The brothers had lost their mother, Bernadette, when they were both in their early 20s - and this, Alan reckons, made him feel "very protective" of his younger brother.
He accompanied Anthony to the endless appointments with neurologists. Anthony had two different brain surgeries to remove the golf ball-sized tumour.
"We had to cancel filming and two weeks before we were due to begin filming again, the doctors brought us in to say that the tumour was definitely still there," Alan recalls.
"They named a date for the surgery and Anthony's first response was 'can we put it back two weeks, because we are filming that day', and it was so sad in a way, but in another way I thought 'wow, he is dedicated'."
Anthony picks up the tale. "I went from training six days a week to having to be brought from the bathroom to the bedroom by Alan," he recalls. "There were times when I was rushed back to hospital. After the second surgery I lost movement on the left side and some of my speech but those things were temporary, thankfully. A bad day would involve me falling on the floor and being there for a few hours."
The GAA community in Mayo rallied around him - Colm Boyle and Lee Keegan were among those who inquired after his health - but, after a seizure during a comeback match, it was clear his career on the pitch was over.
"I felt bad because the team had to go back out and play the second half," Anthony recalls, laughing at the memory. The brothers share a kind of gallows humour about the ordeal they have been through.
Anthony had only been with his girlfriend, Edel, a few months when he got the diagnosis of the brain tumour.
"It was one of those things where you're told you're going to be going through a tough time and you don't want others to have to suffer with you. I said it to her, kind of giving her the out if she needed it - we'd only seen each other about 10 times. She said she'd stick with me through it all, which was incredible.
"There is a point in the wedding video where you can see I'm absolutely out of it. The priest saw I was bad at one point. But we got through it."
Alan would sleep on the floor beside his brother, ready to tend to him when the pounding headaches and vomiting came on again.
"It felt like someone was inside my head trying to kick their way out with a steel boot."
Last year Anthony had twin boys, James and Anthony, with Edel, and the children, born 11 weeks prematurely, were in incubators in Holles Street for weeks after they were born and then another special unit in Castlebar.
"Dad came in to see the lads," Anthony recalls. "And James grabbed his finger from the incubator and a big smile just crossed Dad's face. "The nurse asked him did he want to see the other baby and he said, yep, there's three generations of Anthonys here now."
There was only a three-week window with the babies home before more tragedy struck. The brothers' father, Anthony senior, was diagnosed with brain cancer. He passed away in January of this year. "The grief for both of us is terrible, of course it is," Anthony recalls. "But we were lucky to have the years we had with him."

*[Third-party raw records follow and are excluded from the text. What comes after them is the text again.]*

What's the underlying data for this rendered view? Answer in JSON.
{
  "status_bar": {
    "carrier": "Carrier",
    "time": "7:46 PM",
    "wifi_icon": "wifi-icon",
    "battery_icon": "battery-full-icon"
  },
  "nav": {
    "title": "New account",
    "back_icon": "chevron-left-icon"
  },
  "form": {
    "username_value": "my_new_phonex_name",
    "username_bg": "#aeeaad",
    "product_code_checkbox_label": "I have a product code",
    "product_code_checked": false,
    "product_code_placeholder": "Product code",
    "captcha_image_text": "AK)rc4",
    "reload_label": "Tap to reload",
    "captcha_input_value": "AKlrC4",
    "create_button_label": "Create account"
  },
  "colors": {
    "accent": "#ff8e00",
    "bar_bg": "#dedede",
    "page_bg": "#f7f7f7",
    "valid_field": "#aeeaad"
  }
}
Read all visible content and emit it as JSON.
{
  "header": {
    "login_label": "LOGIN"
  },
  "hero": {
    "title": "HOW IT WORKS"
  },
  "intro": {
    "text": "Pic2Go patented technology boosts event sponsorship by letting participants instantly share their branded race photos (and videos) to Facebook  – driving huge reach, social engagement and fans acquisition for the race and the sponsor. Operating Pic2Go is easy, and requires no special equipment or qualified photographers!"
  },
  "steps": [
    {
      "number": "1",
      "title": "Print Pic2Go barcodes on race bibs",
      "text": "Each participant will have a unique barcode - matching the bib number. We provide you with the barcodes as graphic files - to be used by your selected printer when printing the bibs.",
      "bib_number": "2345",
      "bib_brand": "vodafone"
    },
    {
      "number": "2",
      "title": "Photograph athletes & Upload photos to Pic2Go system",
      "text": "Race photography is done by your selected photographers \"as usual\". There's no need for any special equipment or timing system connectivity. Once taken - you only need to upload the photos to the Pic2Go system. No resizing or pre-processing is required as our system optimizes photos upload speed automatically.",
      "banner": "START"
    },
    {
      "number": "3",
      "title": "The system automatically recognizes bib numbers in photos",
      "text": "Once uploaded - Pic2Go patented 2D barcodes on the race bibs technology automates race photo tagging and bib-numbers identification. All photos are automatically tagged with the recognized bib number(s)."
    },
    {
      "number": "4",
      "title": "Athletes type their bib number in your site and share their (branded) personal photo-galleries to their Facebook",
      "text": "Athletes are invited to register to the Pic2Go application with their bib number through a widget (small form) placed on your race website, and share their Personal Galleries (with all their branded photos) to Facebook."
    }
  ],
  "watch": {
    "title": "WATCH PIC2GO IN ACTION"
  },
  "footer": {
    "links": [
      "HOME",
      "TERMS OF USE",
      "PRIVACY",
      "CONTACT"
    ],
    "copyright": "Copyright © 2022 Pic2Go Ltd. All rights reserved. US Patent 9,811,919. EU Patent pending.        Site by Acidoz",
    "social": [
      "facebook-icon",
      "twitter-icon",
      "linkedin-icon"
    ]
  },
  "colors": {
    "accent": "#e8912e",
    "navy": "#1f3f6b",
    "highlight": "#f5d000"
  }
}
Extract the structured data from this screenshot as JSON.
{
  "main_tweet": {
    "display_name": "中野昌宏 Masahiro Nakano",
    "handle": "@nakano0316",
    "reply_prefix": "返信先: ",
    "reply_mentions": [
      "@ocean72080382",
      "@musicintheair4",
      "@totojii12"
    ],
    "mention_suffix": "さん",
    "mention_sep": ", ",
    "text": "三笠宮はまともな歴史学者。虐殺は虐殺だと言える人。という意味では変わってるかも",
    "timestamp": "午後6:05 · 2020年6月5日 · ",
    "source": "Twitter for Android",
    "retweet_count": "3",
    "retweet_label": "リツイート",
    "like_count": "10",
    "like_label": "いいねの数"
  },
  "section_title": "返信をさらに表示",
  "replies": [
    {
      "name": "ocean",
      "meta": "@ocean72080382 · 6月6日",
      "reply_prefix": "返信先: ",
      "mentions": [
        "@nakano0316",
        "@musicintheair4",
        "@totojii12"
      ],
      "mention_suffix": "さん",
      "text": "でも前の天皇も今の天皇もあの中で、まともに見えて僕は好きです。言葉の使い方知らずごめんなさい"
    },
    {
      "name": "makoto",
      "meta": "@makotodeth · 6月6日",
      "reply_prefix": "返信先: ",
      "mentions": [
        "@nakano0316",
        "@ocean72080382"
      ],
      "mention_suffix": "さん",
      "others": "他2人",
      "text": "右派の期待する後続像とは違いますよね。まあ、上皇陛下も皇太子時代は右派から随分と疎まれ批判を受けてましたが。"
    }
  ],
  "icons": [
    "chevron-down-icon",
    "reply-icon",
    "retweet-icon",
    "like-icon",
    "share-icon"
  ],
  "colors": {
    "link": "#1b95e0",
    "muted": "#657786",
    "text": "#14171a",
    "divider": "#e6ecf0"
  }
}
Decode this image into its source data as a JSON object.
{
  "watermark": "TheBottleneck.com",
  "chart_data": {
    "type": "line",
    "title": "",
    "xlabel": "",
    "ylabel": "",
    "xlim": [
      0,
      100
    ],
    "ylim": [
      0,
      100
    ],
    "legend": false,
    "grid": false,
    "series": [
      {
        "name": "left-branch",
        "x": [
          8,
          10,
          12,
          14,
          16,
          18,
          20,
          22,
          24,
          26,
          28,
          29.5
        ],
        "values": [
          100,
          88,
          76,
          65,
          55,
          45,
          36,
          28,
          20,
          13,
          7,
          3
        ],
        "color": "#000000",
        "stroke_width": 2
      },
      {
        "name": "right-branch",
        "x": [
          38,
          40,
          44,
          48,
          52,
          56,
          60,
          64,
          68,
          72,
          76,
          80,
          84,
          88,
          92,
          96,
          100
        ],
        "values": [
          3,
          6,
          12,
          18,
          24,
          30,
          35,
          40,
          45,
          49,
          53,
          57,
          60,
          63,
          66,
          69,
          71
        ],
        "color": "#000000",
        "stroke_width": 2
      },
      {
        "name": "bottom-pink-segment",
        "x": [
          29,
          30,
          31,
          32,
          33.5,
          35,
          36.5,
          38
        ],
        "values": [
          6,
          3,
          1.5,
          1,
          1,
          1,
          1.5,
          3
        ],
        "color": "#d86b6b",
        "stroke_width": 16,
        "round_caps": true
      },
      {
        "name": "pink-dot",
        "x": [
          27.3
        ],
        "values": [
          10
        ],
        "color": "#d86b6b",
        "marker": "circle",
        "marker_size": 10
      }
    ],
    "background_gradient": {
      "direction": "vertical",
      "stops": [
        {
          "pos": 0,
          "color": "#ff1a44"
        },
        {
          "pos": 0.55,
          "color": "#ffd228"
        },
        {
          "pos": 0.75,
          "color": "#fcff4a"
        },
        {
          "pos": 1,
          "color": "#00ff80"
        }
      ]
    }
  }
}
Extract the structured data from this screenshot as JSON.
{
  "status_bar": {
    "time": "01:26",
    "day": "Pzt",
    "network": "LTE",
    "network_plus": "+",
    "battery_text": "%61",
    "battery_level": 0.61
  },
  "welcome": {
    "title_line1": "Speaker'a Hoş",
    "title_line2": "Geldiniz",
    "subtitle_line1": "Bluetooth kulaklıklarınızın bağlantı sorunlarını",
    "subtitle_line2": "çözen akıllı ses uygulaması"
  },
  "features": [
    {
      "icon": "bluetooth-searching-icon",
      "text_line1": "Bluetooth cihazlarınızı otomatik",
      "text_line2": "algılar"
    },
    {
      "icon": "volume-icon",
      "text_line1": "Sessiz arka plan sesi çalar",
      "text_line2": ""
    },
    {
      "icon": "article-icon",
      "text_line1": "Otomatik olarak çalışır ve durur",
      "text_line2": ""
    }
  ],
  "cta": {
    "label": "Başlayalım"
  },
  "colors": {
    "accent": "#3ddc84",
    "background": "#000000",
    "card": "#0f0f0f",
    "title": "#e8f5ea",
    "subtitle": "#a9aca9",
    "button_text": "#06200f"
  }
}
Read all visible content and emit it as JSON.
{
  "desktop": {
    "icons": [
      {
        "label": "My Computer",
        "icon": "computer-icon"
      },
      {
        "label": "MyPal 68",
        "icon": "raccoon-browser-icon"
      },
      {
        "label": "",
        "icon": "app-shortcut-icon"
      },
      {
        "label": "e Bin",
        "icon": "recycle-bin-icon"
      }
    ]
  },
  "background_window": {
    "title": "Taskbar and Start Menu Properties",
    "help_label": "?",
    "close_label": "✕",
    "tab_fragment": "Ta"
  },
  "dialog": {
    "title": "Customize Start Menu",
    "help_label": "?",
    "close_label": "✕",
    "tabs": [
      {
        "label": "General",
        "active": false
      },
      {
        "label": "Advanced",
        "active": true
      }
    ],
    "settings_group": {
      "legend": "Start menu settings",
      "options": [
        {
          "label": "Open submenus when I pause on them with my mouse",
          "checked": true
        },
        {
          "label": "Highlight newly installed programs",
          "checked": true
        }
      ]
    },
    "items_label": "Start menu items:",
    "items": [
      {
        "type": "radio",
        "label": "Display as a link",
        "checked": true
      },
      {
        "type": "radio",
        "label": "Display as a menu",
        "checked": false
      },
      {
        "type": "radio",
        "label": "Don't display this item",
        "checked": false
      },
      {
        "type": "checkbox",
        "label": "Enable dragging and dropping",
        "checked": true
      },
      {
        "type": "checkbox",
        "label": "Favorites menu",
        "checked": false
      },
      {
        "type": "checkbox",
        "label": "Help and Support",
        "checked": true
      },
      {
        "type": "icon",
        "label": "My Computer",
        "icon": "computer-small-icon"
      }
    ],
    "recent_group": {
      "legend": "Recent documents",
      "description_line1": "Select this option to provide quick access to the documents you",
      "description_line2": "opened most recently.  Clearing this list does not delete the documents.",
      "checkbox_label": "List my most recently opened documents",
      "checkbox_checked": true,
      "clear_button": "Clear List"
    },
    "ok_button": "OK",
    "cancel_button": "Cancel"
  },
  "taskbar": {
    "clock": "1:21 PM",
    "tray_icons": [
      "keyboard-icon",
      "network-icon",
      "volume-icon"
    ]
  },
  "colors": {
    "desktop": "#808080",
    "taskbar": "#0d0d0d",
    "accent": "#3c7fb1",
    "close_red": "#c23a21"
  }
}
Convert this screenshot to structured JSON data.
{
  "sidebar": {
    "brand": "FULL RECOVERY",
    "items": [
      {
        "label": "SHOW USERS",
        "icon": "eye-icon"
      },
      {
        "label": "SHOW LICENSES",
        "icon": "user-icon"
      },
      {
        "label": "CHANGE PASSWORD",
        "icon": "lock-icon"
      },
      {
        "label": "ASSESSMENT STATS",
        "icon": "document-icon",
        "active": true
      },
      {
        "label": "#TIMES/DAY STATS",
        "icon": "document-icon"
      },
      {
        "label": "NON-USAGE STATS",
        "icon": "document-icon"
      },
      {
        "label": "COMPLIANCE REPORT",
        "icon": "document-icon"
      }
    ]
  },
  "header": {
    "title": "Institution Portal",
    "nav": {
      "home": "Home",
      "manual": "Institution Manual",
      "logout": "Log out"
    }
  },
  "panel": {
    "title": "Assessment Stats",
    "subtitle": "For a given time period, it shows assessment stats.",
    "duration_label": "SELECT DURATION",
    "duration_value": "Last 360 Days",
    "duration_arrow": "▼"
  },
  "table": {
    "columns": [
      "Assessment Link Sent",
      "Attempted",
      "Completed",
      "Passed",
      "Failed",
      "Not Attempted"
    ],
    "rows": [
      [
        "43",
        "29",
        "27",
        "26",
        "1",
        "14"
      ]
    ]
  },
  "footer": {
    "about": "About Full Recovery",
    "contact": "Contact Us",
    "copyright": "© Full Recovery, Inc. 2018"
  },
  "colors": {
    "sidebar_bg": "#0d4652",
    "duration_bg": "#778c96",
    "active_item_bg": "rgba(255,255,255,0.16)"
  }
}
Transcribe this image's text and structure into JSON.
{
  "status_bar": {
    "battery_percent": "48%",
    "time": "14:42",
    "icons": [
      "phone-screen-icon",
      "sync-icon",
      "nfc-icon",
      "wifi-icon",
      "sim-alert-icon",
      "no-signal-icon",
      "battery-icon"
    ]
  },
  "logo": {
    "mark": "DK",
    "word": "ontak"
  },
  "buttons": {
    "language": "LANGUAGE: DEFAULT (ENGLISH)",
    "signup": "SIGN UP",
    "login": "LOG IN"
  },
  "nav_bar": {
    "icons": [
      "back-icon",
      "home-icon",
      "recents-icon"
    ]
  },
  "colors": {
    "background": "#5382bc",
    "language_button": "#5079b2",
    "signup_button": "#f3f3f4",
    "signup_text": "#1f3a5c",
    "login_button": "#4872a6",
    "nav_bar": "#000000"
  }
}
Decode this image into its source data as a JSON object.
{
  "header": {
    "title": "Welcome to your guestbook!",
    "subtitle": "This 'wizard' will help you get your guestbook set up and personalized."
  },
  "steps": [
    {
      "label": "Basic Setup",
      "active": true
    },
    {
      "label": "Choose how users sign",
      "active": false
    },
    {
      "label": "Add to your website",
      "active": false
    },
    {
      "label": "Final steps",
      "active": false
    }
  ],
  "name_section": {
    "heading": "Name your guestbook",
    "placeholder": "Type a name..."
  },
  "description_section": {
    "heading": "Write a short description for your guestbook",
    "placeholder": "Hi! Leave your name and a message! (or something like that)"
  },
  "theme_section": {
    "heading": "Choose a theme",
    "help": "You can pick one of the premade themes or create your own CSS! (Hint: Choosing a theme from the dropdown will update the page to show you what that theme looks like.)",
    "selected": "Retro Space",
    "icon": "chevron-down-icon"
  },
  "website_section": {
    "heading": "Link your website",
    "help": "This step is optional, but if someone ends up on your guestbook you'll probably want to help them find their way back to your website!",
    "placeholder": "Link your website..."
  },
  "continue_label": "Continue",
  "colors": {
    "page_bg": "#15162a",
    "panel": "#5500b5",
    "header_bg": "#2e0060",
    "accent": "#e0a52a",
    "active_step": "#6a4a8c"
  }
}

Despite Anthony's ongoing recovery, the brothers are still working on developing concepts for the screen. They've written a series which they describe as "GAA meets Peaky Blinders" and they've sold rights for a TV game show to an LA-based production company.
The promotional trail for The Limit Of has also brought them all over the world; there have been several public screenings in the US.
"We've been through a lot but we're looking forward to the future now," Alan says. "We've had a great reaction from people who've seen the film so far and we're so excited for this cinema release. We had the news of the release before Dad passed and we got to share that with him. We know he'd be proud of us."